ABAK FOUNDATION GHANA has held a Learn and Share Festival to assess the impact of the project dubbed ‘Strengthening Civil Society Representation of Women with Disabilities in Ghana’ at Konongo/Odumasi in the Asante Akyem Central Municipality of the Ashanti region.
Funded by the European Union in Ghana, the two-year project, which started in May 2924 is being implemented by ABAK Foundation Ghana together with Sightsavers Ireland and the Women with Disability Development and Advocacy Organization (WODAO) to build the capacity of organizations working to promote disability rights of women with disabilities at the grassroots level.
ABAK Foundation is a national level NGO which focuses mainly on advancing the rights and welfare of persons, women in the reproductive age bracket, children and marginalized groups through advocacy, partnerships and initiatives targeted at empowerment to building an inclusive society.
Mr. David Agyemang, Country Director for Sightsavers, commended ABAK Foundation for being a dependable organization having always achieved its targets. He said Sightsavers and the sponsors appreciate ABAK Foundation for their good work in the implementation of the project.

He said the ‘Learn and Share’ event is significant because it affords the major stakeholders to understand clearly and assess what the project have been able to achieve, particularly its impact or change on the downstream partners and ABAK Foundation.
The Country Director explained that Sightsavers is an international NGO, which operates in more than 30 countries in Africa and Asia and focuses on promoting the rights of persons with disabilities and also fight against avoidable blindness.
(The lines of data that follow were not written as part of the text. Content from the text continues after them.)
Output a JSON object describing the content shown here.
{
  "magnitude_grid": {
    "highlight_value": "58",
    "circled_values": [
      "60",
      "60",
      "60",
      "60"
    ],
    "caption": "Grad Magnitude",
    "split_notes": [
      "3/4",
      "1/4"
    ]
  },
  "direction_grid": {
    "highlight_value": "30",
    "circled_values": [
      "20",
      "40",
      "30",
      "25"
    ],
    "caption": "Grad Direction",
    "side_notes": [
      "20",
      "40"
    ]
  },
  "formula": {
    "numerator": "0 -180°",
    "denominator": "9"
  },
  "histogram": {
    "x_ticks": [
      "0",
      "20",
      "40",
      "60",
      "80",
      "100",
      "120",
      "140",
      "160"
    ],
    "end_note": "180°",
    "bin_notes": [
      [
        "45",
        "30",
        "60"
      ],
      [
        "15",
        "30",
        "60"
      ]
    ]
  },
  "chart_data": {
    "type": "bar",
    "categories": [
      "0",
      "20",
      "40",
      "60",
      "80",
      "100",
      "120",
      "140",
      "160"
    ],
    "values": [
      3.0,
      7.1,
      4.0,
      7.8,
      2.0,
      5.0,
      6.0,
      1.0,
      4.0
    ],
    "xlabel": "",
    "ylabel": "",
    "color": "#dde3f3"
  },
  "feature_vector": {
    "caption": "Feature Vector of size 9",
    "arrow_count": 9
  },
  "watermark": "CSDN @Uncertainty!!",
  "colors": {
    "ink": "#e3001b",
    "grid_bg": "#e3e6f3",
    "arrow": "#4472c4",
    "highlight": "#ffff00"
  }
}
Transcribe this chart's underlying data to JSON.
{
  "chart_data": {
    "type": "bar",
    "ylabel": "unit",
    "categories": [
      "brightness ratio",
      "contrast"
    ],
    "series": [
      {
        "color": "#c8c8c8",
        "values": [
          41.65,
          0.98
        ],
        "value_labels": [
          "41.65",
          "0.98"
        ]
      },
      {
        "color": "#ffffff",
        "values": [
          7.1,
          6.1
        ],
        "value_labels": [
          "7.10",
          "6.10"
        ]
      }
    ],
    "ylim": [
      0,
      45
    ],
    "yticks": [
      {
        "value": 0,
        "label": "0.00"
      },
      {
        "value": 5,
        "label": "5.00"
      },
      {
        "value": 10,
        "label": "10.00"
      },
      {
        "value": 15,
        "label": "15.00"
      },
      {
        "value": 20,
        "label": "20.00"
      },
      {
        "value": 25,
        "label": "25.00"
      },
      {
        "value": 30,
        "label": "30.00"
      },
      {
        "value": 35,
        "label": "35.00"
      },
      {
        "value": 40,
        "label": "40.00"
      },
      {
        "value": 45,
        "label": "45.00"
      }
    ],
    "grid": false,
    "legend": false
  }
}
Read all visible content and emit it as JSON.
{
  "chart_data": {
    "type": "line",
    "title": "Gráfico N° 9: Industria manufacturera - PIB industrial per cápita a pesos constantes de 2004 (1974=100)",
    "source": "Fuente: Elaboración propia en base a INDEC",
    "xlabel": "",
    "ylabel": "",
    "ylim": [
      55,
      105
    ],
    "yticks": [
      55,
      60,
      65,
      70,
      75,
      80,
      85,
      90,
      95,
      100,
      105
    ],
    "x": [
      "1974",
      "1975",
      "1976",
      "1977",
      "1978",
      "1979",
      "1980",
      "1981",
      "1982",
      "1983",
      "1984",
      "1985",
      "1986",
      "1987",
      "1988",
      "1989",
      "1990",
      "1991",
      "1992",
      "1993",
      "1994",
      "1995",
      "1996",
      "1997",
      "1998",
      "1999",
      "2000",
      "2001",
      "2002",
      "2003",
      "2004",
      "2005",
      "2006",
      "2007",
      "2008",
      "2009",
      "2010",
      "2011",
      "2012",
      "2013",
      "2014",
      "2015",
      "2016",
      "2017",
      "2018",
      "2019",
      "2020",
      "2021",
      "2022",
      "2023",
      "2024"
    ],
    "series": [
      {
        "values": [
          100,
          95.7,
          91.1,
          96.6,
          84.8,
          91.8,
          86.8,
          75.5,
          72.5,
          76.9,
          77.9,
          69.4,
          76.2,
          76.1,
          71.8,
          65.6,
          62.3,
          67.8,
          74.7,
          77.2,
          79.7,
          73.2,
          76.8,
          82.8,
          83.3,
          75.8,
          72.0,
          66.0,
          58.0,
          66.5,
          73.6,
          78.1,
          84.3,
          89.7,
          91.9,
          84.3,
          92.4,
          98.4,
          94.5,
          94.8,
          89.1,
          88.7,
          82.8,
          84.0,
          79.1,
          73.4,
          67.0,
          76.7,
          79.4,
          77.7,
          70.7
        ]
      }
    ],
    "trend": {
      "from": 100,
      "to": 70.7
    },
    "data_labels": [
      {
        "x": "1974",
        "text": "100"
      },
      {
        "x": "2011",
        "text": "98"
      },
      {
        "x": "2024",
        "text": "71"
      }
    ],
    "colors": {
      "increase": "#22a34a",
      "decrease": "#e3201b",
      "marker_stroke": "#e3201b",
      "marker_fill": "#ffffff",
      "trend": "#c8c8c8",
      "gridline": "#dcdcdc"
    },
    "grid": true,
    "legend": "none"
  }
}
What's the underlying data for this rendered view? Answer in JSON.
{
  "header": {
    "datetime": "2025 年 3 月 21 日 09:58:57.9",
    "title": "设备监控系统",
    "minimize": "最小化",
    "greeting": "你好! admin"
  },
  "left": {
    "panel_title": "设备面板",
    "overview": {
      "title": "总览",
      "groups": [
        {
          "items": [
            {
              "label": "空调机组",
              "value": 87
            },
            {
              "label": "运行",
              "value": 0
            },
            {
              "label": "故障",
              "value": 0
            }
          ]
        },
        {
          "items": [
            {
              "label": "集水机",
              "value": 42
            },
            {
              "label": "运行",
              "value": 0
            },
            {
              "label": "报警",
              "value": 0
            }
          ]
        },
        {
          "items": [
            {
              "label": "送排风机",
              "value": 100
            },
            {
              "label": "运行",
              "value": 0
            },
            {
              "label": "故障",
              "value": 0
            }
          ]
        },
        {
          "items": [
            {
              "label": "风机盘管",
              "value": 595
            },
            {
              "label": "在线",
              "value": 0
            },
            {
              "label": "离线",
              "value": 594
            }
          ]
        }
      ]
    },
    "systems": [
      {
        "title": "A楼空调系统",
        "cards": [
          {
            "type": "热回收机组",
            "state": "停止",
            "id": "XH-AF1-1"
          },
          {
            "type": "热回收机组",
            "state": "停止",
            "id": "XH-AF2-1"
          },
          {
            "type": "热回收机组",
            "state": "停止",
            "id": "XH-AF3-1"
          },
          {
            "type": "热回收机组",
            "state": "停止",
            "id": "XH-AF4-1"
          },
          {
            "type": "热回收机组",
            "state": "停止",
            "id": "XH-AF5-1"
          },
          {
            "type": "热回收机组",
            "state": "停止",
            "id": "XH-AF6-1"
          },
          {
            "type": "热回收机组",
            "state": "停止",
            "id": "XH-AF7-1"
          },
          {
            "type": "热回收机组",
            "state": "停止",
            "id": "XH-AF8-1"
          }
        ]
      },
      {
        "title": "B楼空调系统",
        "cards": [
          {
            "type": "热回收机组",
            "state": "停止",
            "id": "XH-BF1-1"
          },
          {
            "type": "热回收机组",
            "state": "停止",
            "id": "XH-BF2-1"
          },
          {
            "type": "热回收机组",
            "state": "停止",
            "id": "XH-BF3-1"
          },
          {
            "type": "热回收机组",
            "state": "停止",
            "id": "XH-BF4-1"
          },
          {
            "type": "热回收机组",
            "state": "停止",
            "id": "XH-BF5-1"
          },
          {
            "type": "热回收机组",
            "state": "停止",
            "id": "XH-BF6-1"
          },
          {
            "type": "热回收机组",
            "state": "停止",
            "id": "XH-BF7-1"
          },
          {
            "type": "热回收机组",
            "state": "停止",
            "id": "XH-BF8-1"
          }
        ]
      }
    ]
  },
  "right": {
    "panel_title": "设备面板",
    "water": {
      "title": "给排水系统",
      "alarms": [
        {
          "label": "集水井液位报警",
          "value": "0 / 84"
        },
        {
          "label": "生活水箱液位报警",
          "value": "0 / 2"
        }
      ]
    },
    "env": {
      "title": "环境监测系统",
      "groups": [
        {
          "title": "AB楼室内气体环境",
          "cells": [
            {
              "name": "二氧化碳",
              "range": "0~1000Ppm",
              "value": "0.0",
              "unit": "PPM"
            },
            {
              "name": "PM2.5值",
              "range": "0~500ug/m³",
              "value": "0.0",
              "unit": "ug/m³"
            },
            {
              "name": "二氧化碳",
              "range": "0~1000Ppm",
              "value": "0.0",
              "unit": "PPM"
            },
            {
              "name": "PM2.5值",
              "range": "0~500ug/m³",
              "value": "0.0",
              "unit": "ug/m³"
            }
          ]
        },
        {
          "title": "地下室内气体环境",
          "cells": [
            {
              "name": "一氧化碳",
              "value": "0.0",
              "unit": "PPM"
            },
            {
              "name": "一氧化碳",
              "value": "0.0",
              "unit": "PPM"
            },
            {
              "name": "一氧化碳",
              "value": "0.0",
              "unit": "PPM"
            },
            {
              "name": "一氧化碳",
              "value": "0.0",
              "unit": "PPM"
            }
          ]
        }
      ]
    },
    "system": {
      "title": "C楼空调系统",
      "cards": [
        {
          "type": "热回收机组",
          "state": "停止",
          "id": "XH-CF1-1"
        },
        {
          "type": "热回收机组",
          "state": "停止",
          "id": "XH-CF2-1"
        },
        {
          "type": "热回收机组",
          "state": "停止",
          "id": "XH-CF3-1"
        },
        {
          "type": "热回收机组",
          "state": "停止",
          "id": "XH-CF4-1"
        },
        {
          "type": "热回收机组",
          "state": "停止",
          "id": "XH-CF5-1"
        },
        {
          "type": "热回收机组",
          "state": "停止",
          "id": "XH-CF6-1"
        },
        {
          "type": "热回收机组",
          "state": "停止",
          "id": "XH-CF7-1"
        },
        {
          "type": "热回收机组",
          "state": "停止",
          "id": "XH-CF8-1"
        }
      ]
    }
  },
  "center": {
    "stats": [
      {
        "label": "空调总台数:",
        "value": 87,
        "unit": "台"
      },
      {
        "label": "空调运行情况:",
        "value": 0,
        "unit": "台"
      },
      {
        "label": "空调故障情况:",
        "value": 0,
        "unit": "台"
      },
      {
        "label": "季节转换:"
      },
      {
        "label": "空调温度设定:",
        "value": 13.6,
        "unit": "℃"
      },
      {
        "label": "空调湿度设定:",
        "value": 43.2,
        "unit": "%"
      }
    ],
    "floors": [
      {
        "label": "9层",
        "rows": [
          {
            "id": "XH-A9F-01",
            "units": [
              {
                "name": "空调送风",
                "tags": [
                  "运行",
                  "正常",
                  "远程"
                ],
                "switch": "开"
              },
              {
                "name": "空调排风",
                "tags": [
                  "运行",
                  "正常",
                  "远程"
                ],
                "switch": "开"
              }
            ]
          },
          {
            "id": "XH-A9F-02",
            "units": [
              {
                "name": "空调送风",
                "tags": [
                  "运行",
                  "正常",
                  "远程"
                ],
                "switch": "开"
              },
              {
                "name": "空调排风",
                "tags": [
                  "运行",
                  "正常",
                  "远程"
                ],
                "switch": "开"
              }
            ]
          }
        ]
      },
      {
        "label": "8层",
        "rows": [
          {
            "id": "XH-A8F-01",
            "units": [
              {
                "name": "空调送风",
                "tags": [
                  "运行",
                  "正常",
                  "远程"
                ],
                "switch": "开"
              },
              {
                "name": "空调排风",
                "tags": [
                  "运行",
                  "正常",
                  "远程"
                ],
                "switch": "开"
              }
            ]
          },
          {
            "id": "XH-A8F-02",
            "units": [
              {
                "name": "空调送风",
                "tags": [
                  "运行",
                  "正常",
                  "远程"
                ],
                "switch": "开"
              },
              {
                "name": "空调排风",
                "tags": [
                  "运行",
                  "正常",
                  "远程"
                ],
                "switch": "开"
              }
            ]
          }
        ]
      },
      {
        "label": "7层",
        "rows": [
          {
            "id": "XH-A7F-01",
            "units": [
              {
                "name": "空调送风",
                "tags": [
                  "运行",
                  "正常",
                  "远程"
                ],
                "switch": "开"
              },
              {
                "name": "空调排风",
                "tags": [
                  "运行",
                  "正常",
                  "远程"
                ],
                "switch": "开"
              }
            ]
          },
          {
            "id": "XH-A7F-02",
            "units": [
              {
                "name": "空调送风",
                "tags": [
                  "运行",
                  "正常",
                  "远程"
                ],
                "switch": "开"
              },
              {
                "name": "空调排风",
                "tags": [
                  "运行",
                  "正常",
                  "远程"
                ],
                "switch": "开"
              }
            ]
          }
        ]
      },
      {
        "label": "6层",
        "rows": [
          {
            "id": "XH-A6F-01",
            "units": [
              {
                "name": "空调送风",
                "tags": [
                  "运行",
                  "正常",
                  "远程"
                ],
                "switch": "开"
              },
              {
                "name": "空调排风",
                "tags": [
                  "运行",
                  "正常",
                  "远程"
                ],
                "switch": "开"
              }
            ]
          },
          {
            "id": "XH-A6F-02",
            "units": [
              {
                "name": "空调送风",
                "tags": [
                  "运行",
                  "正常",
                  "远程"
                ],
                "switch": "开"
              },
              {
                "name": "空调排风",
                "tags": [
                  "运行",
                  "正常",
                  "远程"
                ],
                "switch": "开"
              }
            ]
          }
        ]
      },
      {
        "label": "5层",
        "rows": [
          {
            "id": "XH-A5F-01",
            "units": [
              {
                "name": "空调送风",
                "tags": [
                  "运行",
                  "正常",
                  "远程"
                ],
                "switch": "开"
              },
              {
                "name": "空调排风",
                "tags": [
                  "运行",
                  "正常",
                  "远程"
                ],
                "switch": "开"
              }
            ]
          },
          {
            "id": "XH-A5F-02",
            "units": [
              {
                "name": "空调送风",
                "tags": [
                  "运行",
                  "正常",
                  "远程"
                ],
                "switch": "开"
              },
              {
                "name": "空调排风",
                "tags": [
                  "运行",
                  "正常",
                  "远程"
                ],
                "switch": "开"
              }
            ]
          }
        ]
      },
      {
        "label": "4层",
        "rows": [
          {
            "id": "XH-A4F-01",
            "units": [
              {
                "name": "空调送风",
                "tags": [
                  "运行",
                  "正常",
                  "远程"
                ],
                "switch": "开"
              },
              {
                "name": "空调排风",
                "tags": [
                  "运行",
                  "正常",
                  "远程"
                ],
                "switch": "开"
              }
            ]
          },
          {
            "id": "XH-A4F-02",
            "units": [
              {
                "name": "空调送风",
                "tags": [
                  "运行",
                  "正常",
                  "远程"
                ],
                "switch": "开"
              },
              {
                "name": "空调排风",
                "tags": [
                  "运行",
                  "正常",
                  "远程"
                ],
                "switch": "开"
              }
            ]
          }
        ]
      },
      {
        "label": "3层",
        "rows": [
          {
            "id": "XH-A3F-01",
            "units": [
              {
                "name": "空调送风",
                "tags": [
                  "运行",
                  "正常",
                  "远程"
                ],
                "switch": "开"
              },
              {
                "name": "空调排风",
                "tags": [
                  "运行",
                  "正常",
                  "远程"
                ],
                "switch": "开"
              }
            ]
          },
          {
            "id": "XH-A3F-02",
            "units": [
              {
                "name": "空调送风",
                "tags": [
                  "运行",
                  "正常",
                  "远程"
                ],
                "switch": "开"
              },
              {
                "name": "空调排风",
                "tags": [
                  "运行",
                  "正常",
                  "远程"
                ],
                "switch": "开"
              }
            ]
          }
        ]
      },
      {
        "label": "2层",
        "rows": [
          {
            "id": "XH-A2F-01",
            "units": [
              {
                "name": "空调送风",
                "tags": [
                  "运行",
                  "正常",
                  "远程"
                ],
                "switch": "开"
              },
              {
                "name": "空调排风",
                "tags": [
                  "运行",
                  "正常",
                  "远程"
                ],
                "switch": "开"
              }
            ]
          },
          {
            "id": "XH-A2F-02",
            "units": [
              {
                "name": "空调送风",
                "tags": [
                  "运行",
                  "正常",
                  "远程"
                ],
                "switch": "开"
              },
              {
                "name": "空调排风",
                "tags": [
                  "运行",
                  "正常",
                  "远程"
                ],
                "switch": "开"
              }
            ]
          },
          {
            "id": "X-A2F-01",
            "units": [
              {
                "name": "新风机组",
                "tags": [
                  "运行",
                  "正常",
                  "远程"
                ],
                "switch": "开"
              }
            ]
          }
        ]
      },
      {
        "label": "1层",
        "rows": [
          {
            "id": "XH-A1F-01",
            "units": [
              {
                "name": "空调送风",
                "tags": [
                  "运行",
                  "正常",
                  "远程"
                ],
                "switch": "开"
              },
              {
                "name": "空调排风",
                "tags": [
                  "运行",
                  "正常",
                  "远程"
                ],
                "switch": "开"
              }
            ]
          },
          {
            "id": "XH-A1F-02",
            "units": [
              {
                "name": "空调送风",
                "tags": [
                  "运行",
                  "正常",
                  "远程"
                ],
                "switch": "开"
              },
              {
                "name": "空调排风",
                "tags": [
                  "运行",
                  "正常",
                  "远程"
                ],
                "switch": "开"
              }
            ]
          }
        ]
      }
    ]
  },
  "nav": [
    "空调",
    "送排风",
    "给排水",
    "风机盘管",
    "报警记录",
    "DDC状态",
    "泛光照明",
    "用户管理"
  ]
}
Established in Ghana since 1950, Mr Agyemang said Sightsavers had supported government to distribute the ivermectin drug, which had protected more than five million Ghanaians from river blindness. It had also supported to train medical doctors in hydrocelectomy or hydrocele surgeries – a surgical operation to remove fluid build-up from the scrotum surrounding the testicles across the country.
He said Sightsavers also trained young persons with disabilities in employable and entrepreneurship skills and built capacity of civil society organizations. Significant among the achievements were the elimination of trachoma from Ghana in 2018, which freed some 2.8 million people from blindness, and also supported the Ghana Health Service to establish five eye clinics in the Eastern region, among others.
Mr. Phillip Duah, the Executive Director of ABAK Foundation Ghana explained that the ‘Learn and Share’ festival was to climax the implementation of a two-year EU funded project, which is being implemented by ABAK Foundation Ghana, Sightsavers Ireland and WODAO in the Volta Region, basically to strengthen the capacity of local based organizations.
He said ABAK had been replicated in 20 districts across four regions in Ghana and had trained 23 downstream organizations as a backup to the capacity of ABAK to be more efficient and also carry out grassroots training activities for the local based organizations.
Mr. Duah explained that ABAK had so far trained about 339 civil society workers, equipping them to carry out with activities, which related to disability inclusion in their respective localities because it was only when CSOs are strengthened that they would be able to carry out interventions that directly benefit persons with disability especially women.
The Executive Director said the Learn and Share festival has brought together beneficiaries from across the four regions comprising traditional, religious and community leaders to be part of the conversation concerning the inclusion of women with disability, and how to sustain the success chalked beyond the EU funding as CSOs.
The Board Chairperson of ABAK, Madam Jessica Ackon-Eghan , in a welcome address disclosed that a total of 409 downstream partner staff and members including women with disabilities directly benefitted from the capacity building and training in advocacy, safeguarding, disability inclusion, gender mainstreaming and climate change, among others. She emphasized that “ABAK and WODAO have increased knowledge about gender equality and the rights of people with disabilities and thus gained the knowledge and skills to advocate for those rights.”